Ethical behavior as an organizational endeavor may be defined and exacted in multiple ways. In their exploration of ethics in international business situations, Amine, Chakor, and Alaoui (2012) indicated that integrating ethical dimensions into overall organizational values represented a company’s commitment to an ethical approach. At the same time, Amine et al. determined that a firm’s leadership established the relevant ethical values that ultimately were institutionalized by way of incorporation into the decision structure. Jose and Thibodeaux (1999) declared that the formal, explicit incorporation of ethics into organizational culture, leadership, and communication revealed a deep commitment to ethical behavior. Peloza and Shang (2011) recognized ethical behavior as taking the form of socially responsible business practices, philanthropy, and product-related aspects such as biodegradability or quality. Many cohorts within an organization can exhibit, benefit from, or influence ethical behavior, including company leadership (Ponnu & Tennakoon, 2009; Pučėtaitė & Lämsä, 2008), employees (Valentine & Barnett, 2003), corporate marketers (Murphy, Laczniak, & Wood, 2007), and even corporate reputational character (Valenzuela, Mulki, & Jaramillo, 2010).

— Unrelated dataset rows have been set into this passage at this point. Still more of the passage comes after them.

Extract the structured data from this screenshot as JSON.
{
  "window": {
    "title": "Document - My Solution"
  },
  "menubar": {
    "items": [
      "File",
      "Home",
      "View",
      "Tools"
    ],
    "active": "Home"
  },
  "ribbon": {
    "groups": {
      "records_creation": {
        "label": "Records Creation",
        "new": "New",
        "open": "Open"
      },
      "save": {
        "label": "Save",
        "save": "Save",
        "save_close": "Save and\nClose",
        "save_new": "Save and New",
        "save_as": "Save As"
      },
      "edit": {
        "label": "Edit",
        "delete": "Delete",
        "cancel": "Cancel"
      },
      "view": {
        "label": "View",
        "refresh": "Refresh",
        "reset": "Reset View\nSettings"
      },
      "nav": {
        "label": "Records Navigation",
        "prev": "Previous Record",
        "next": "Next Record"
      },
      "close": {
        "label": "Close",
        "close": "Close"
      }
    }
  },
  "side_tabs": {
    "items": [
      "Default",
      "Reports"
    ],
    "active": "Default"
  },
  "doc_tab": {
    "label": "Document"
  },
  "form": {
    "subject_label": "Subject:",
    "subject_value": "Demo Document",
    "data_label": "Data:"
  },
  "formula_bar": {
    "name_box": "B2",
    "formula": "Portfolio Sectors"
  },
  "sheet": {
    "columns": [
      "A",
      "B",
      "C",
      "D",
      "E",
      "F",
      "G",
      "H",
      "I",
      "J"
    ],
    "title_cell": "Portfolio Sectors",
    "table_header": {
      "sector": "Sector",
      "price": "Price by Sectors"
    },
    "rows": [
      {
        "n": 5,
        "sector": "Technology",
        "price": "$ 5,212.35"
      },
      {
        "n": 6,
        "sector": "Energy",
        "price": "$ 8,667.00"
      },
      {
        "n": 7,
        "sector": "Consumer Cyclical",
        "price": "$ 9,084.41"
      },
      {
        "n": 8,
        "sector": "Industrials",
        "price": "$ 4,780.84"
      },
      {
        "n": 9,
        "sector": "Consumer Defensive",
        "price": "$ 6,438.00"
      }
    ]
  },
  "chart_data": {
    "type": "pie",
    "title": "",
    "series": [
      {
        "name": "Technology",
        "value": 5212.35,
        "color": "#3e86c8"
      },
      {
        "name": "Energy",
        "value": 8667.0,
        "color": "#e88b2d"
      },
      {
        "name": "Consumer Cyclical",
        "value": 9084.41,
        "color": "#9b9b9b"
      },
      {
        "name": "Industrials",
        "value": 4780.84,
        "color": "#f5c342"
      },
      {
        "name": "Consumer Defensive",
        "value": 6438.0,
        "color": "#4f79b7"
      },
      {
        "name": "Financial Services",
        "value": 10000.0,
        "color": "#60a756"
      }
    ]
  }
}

Ethical behavior is an expectation by key stakeholders, which may include company shareholders, internal workforce, current and potential customers, suppliers and partners, regulatory agencies, and financial markets. Failure to meet these expectations of ethical behavior can harm the firm’s reputation with catastrophic results to shareholder value.

Key Terms in this Chapter

Corporate Legitimacy: A perception that the activities and actions of a business are appropriate, genuine, and preferred.

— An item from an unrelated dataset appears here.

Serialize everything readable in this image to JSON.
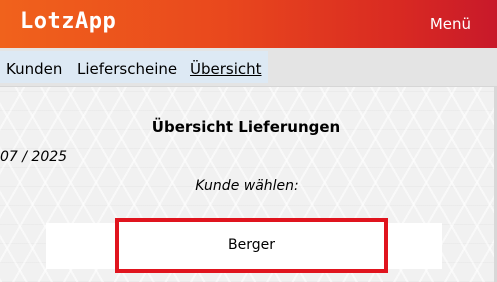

Social Trust: The bond among individuals that facilitates transactions, permits individual creativity, and legitimizes collective action

Brand Reputation: How a brand is perceived by customers and the communities in which it operates.

Corporate Philanthropy: Investment of resources by an organization to enable a social benefit.

Brand Performance: A form of corporate financial performance based on the contribution of a brand to corporate revenues.

Brand Equity: The value of a known brand wherein greater brand recognition, integrity, and character equates to increased revenues.